Cat Power has announced plans to visit London’s Royal Albert Hall on Nov. 6 to recreate Bob Dylan’s so-called “Royal Albert Hall concert” in its entirety… regardless of whether the historic 1966 concert that was bootlegged under that moniker actually took place there.
The artist, also known as Chan Marshall, is currently touring behind an album of cover songs, but this performance will mark the only appearance where she’ll devote herself strictly to Dylan. “When I finally got the opportunity to play the Royal Albert Hall, it was a no brainer,” she said in a statement. “I just wanted to sing Dylan songs. And as much as any, this collection of his songs, to me, belong there.”
Other artists have paid homage to Dylan’s 1966 tour before — Robyn Hitchcock devoted the second half of a 2002 live album to covering the “electric” half of Dylan’s 1966 setlists — but Marshall will almost certainly be the first to recreate a ’66 Dylan show in its entirety at one of the original venues.
Any discussion of Dylan’s supposed Royal Albert Hall show comes with its own set of multiple asterisks and footnotes, because the recordings that have been bootlegged and ultimately officially released under that moniker were mislabeled, at first accidentally and eventually, in a nod to popular usage, on purpose.

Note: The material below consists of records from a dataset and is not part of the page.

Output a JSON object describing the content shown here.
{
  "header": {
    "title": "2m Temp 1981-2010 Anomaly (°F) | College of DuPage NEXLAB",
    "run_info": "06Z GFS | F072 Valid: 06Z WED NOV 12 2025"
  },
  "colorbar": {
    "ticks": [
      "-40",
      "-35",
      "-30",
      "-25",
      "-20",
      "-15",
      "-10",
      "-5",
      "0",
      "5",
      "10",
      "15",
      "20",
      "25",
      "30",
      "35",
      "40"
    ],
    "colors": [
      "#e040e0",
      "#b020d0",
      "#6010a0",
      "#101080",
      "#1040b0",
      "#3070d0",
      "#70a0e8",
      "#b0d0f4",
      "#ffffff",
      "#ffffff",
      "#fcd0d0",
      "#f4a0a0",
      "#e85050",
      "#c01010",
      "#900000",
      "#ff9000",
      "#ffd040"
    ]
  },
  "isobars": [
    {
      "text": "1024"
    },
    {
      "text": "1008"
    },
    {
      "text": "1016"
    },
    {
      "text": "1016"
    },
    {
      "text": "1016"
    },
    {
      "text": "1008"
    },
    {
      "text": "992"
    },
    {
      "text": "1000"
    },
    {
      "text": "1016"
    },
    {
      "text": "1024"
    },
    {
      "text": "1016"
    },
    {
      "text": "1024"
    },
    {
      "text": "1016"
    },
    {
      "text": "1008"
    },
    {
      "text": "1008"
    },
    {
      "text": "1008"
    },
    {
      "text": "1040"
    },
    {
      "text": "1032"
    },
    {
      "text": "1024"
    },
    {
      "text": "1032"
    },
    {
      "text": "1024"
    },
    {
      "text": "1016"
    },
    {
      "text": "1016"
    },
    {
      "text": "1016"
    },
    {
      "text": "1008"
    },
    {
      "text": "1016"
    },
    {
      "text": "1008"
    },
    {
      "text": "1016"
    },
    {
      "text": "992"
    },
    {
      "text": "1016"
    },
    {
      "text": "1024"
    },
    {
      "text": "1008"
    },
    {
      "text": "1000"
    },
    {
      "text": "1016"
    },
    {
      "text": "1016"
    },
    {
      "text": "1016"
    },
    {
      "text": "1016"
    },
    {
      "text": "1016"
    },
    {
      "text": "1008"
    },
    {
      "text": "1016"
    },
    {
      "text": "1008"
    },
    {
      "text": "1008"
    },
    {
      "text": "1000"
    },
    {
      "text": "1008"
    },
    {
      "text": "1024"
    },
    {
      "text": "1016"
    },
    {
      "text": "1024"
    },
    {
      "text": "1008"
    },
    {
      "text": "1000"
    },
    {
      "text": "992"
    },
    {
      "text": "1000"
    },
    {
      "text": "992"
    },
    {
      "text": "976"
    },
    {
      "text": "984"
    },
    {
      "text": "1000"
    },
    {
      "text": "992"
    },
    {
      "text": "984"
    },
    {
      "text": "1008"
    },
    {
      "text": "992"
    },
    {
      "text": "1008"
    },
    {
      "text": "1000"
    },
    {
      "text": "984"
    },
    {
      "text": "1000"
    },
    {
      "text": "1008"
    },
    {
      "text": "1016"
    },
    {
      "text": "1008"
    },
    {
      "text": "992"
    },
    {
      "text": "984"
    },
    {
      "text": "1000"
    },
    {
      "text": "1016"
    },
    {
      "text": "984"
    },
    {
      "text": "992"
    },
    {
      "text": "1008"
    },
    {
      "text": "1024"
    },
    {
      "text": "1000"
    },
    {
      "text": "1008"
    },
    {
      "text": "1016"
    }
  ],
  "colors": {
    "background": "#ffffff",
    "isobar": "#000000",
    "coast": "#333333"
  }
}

Dylan did play the Royal Albert Hall for two nights at the close of his 1966 tour, with the same set list that he employed every night on that outing — solo acoustic in the first half, and with a full, electric, rocking band in the second. However, the recording that became the most widely circulated rock bootleg of all time actually took place May 17, 1966 at the Free Trade Hall in Manchester, England.
It was really at the Manchester show where an audience member, upset by a folk hero going electric, cried out “Judas!” near the end of the show, after the song “Ballad of a Thin Man.” As famously captured on tape, Dylan responded, “I don’t believe you . . . you’re a liar!,” before he called out to his band to “play it fuckin’ loud” on the climactic number, “Like a Rolling Stone.”
When Columbia Records finally gave an official two-CD release to the former bootleg in 1998, it was titled “Live 1966: The ‘Royal Albert Hall’ Concert,” with the venue noted in somewhat ironic quote marks.
Marshall plans to follow Dylan’s ’66 setlists to the letter, with the first half of the show devoted to an acoustic performance before she’s joined by her band for the second half.
So while this won’t be the first time that particular order of songs is played at the Royal Albert Hall, since Dylan got there six days after Manchester, it will almost certainly be the first time at the RAH that someone cries out “Judas!” — assuming the audience is into following the script — followed by a band leader exhorting her musicians to turn it up.
Tickets go on sale here Friday at 10 a.m. GMT, preceded by a presale two days prior to that.
Site-specific covers sets are still a rarity in pop music, although Rufus Wainwright did an influential one in 2006 when he recreated a Judy Garland setlist at Carnegie Hall, released the following year as “Rufus Does Judy at Carnegie Hall.”
Cat Power will be on tour starting July 16 and running through late September supporting “Covers,” an album that includes her interpretations of songs by artists from Billie Holiday to the Rolling Stones to Frank Ocean. Her tour includes a stop at Los Angeles’ Orpheum Theatre this Friday.